«Je ne l’ai pas tué. Je suis innocent Monsieur le président».
Cette phrase est répétée tel un leitmotiv par le mis en cause. Le président de la chambre criminelle, premier degré, près la Cour d’appel de Fès en sait quelque chose. Nombreux sont ceux qui ont tenté de se disculper en répétant ce refrain. Rares sont les accusés qui avouent leur crime. L’accusé de ce jour-là est un homme, père de famille, nommé Abdelkhalek. Est-il réellement innocent ?
« Tu es accusé de coups et blessures ayant entraîné la mort de ton fils, Saïd. Qu’en dis-tu ? », lui rappelle le président de la Cour qui feuillete les pièces du procès-verbal. Abdelkhalek qui se fond en larmes comme un petit enfant a gardé le silence pendant quelques secondes avant de déclarer à la Cour qu’aucun père ne tue son fils.

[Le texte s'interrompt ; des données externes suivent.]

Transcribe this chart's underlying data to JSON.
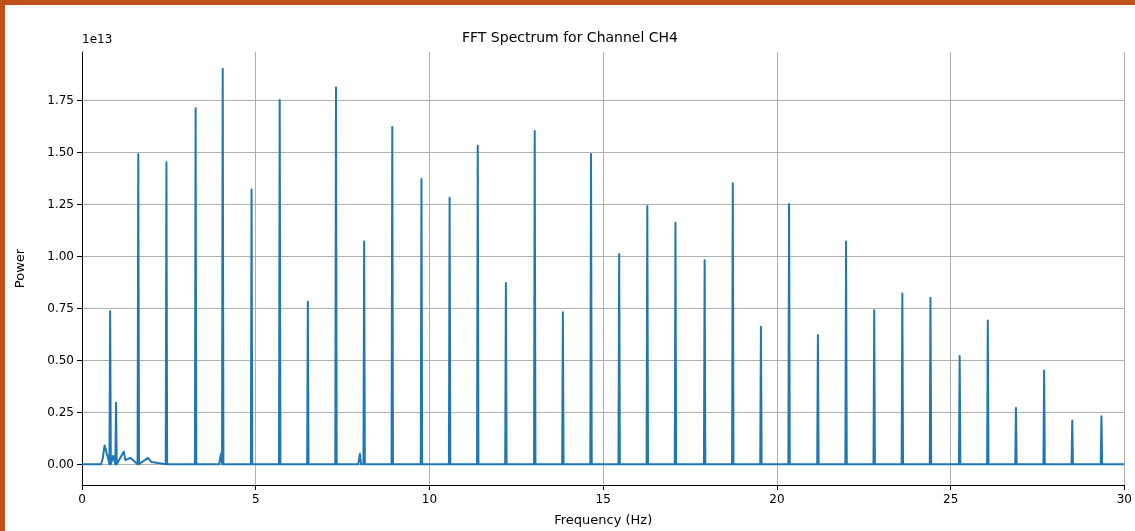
{
  "chart_data": {
    "type": "line",
    "title": "FFT Spectrum for Channel CH4",
    "xlabel": "Frequency (Hz)",
    "ylabel": "Power",
    "annotations": [
      "1e13"
    ],
    "x": [
      0,
      0.55,
      0.6,
      0.65,
      0.7,
      0.75,
      0.79,
      0.81,
      0.83,
      0.9,
      0.96,
      0.98,
      1.0,
      1.1,
      1.2,
      1.25,
      1.4,
      1.6,
      1.62,
      1.64,
      1.9,
      2.0,
      2.41,
      2.43,
      2.45,
      3.25,
      3.27,
      3.29,
      3.95,
      4.0,
      4.03,
      4.05,
      4.07,
      4.86,
      4.88,
      4.9,
      5.67,
      5.69,
      5.71,
      6.48,
      6.5,
      6.52,
      7.29,
      7.31,
      7.33,
      7.95,
      8.0,
      8.03,
      8.1,
      8.12,
      8.14,
      8.91,
      8.93,
      8.95,
      9.75,
      9.77,
      9.79,
      10.56,
      10.58,
      10.6,
      11.37,
      11.39,
      11.41,
      12.18,
      12.2,
      12.22,
      13.01,
      13.03,
      13.05,
      13.82,
      13.84,
      13.86,
      14.63,
      14.65,
      14.67,
      15.44,
      15.46,
      15.48,
      16.25,
      16.27,
      16.29,
      17.06,
      17.08,
      17.1,
      17.9,
      17.92,
      17.94,
      18.71,
      18.73,
      18.75,
      19.52,
      19.54,
      19.56,
      20.33,
      20.35,
      20.37,
      21.16,
      21.18,
      21.2,
      21.97,
      21.99,
      22.01,
      22.78,
      22.8,
      22.82,
      23.59,
      23.61,
      23.63,
      24.4,
      24.42,
      24.44,
      25.24,
      25.26,
      25.28,
      26.05,
      26.07,
      26.09,
      26.86,
      26.88,
      26.9,
      27.67,
      27.69,
      27.71,
      28.48,
      28.5,
      28.52,
      29.32,
      29.34,
      29.36,
      30
    ],
    "series": [
      {
        "color": "#1f77b4",
        "values": [
          0,
          0,
          0.03,
          0.09,
          0.06,
          0.03,
          0,
          0.735,
          0,
          0.04,
          0,
          0.295,
          0,
          0.03,
          0.06,
          0.02,
          0.03,
          0,
          1.49,
          0,
          0.03,
          0.01,
          0,
          1.45,
          0,
          0,
          1.71,
          0,
          0,
          0.05,
          0,
          1.9,
          0,
          0,
          1.32,
          0,
          0,
          1.75,
          0,
          0,
          0.78,
          0,
          0,
          1.81,
          0,
          0,
          0.05,
          0,
          0,
          1.07,
          0,
          0,
          1.62,
          0,
          0,
          1.37,
          0,
          0,
          1.28,
          0,
          0,
          1.53,
          0,
          0,
          0.87,
          0,
          0,
          1.6,
          0,
          0,
          0.73,
          0,
          0,
          1.49,
          0,
          0,
          1.01,
          0,
          0,
          1.24,
          0,
          0,
          1.16,
          0,
          0,
          0.98,
          0,
          0,
          1.35,
          0,
          0,
          0.66,
          0,
          0,
          1.25,
          0,
          0,
          0.62,
          0,
          0,
          1.07,
          0,
          0,
          0.74,
          0,
          0,
          0.82,
          0,
          0,
          0.8,
          0,
          0,
          0.52,
          0,
          0,
          0.69,
          0,
          0,
          0.27,
          0,
          0,
          0.45,
          0,
          0,
          0.21,
          0,
          0,
          0.23,
          0,
          0
        ]
      }
    ],
    "xlim": [
      0,
      30
    ],
    "xticks": [
      0,
      5,
      10,
      15,
      20,
      25,
      30
    ],
    "ylim": [
      -0.1,
      1.98
    ],
    "yticks": [
      {
        "value": 0,
        "label": "0.00"
      },
      {
        "value": 0.25,
        "label": "0.25"
      },
      {
        "value": 0.5,
        "label": "0.50"
      },
      {
        "value": 0.75,
        "label": "0.75"
      },
      {
        "value": 1,
        "label": "1.00"
      },
      {
        "value": 1.25,
        "label": "1.25"
      },
      {
        "value": 1.5,
        "label": "1.50"
      },
      {
        "value": 1.75,
        "label": "1.75"
      }
    ],
    "grid": true,
    "marker": "none",
    "line_style": "solid"
  }
}
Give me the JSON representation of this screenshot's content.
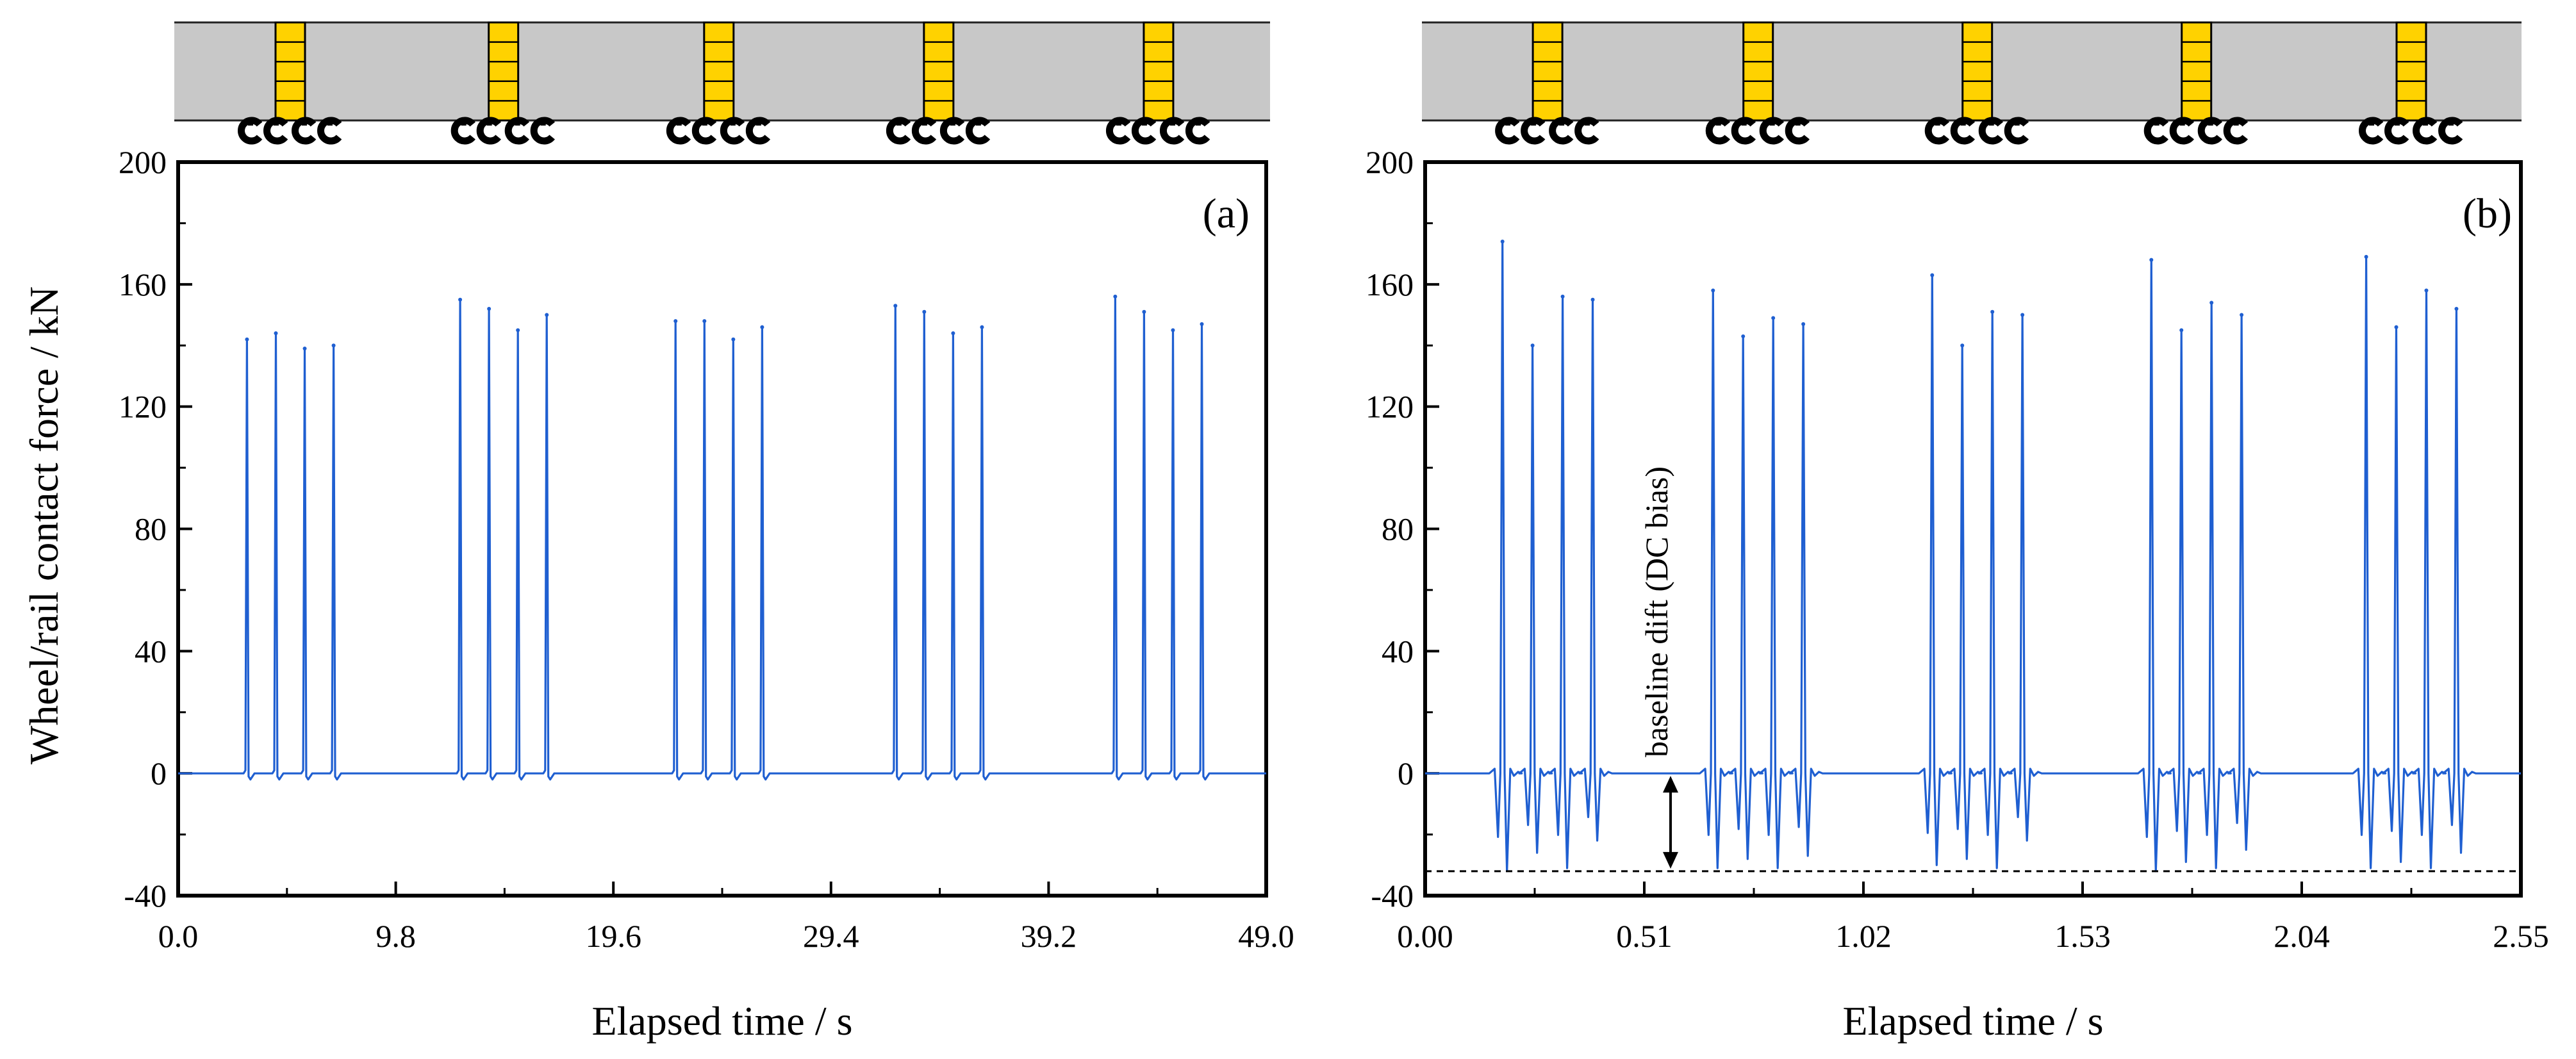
{
  "figure": {
    "ylabel": "Wheel/rail contact force / kN",
    "colors": {
      "line": "#1f5fd1",
      "frame": "#000000",
      "car_body": "#c8c8c8",
      "bogie_mark": "#ffd200",
      "wheel": "#000000"
    },
    "train": {
      "cars": 5,
      "icons": [
        "wheelset-icon",
        "wheelset-icon",
        "wheelset-icon",
        "wheelset-icon"
      ]
    }
  },
  "chart_data": [
    {
      "type": "line",
      "panel_label": "(a)",
      "xlabel": "Elapsed time / s",
      "ylabel": "Wheel/rail contact force / kN",
      "xlim": [
        0.0,
        49.0
      ],
      "ylim": [
        -40,
        200
      ],
      "xticks": [
        "0.0",
        "9.8",
        "19.6",
        "29.4",
        "39.2",
        "49.0"
      ],
      "xtick_values": [
        0.0,
        9.8,
        19.6,
        29.4,
        39.2,
        49.0
      ],
      "yticks": [
        "-40",
        "0",
        "40",
        "80",
        "120",
        "160",
        "200"
      ],
      "ytick_values": [
        -40,
        0,
        40,
        80,
        120,
        160,
        200
      ],
      "grid": false,
      "baseline": 0,
      "peak_width": 0.28,
      "undershoot": -2,
      "peaks": [
        {
          "t": 3.1,
          "value": 142
        },
        {
          "t": 4.4,
          "value": 144
        },
        {
          "t": 5.7,
          "value": 139
        },
        {
          "t": 7.0,
          "value": 140
        },
        {
          "t": 12.7,
          "value": 155
        },
        {
          "t": 14.0,
          "value": 152
        },
        {
          "t": 15.3,
          "value": 145
        },
        {
          "t": 16.6,
          "value": 150
        },
        {
          "t": 22.4,
          "value": 148
        },
        {
          "t": 23.7,
          "value": 148
        },
        {
          "t": 25.0,
          "value": 142
        },
        {
          "t": 26.3,
          "value": 146
        },
        {
          "t": 32.3,
          "value": 153
        },
        {
          "t": 33.6,
          "value": 151
        },
        {
          "t": 34.9,
          "value": 144
        },
        {
          "t": 36.2,
          "value": 146
        },
        {
          "t": 42.2,
          "value": 156
        },
        {
          "t": 43.5,
          "value": 151
        },
        {
          "t": 44.8,
          "value": 145
        },
        {
          "t": 46.1,
          "value": 147
        }
      ]
    },
    {
      "type": "line",
      "panel_label": "(b)",
      "xlabel": "Elapsed time / s",
      "xlim": [
        0.0,
        2.55
      ],
      "ylim": [
        -40,
        200
      ],
      "xticks": [
        "0.00",
        "0.51",
        "1.02",
        "1.53",
        "2.04",
        "2.55"
      ],
      "xtick_values": [
        0.0,
        0.51,
        1.02,
        1.53,
        2.04,
        2.55
      ],
      "yticks": [
        "-40",
        "0",
        "40",
        "80",
        "120",
        "160",
        "200"
      ],
      "ytick_values": [
        -40,
        0,
        40,
        80,
        120,
        160,
        200
      ],
      "grid": false,
      "baseline": 0,
      "bias_level": -32,
      "annotation": "baseline dift (DC bias)",
      "peak_width": 0.014,
      "peaks": [
        {
          "t": 0.18,
          "value": 174,
          "low": -32
        },
        {
          "t": 0.25,
          "value": 140,
          "low": -26
        },
        {
          "t": 0.32,
          "value": 156,
          "low": -31
        },
        {
          "t": 0.39,
          "value": 155,
          "low": -22
        },
        {
          "t": 0.67,
          "value": 158,
          "low": -31
        },
        {
          "t": 0.74,
          "value": 143,
          "low": -28
        },
        {
          "t": 0.81,
          "value": 149,
          "low": -31
        },
        {
          "t": 0.88,
          "value": 147,
          "low": -27
        },
        {
          "t": 1.18,
          "value": 163,
          "low": -30
        },
        {
          "t": 1.25,
          "value": 140,
          "low": -28
        },
        {
          "t": 1.32,
          "value": 151,
          "low": -31
        },
        {
          "t": 1.39,
          "value": 150,
          "low": -22
        },
        {
          "t": 1.69,
          "value": 168,
          "low": -32
        },
        {
          "t": 1.76,
          "value": 145,
          "low": -29
        },
        {
          "t": 1.83,
          "value": 154,
          "low": -31
        },
        {
          "t": 1.9,
          "value": 150,
          "low": -25
        },
        {
          "t": 2.19,
          "value": 169,
          "low": -31
        },
        {
          "t": 2.26,
          "value": 146,
          "low": -29
        },
        {
          "t": 2.33,
          "value": 158,
          "low": -31
        },
        {
          "t": 2.4,
          "value": 152,
          "low": -26
        }
      ]
    }
  ]
}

« Je n’ai pas tué mon fils M. le président », répète-t-il les larmes aux yeux. Pourquoi est-il alors arrêté par la police ? Selon l’acte d’accusation, Saïd, la vingtaine, a été découvert pendu dans sa chambre. Ce jeune célibataire sans profession avait les pieds ligotés par une petite chaîne et le corps pendu par une corde attachée au plafond de la chambre. S’agit-il d’un suicide ?
« Oui », a affirmé le père aux enquêteurs. Mais comment est-il arrivé à accrocher la corde et se pendre avec les pieds ligotés ? C’est étrange. Les enquêteurs se sont adressés alors à la mère pour l’interroger. « Nous étions au champ, moi et mon mari, quand nous avons appris que mon fils s’est suicidé par pendaison. », a-t-elle répondu aux enquêteurs, l’air triste. Pourquoi s’est-il donné alors la mort ? Souffrait-il d’une maladie psychologique ou avait-il d’autres problèmes? Selon les témoignages des parents et des voisins, Saïd était un jeune homme souriant et jouissait d’une bonne réputation. "Il est tout à fait le contraire de ce que certains racontaient sur son compte", souligne son petit frère, âgé de huit ans. Ce dernier a donné une autre description de Saïd ; un jeune cruel, fumeur de cigarettes et de haschich.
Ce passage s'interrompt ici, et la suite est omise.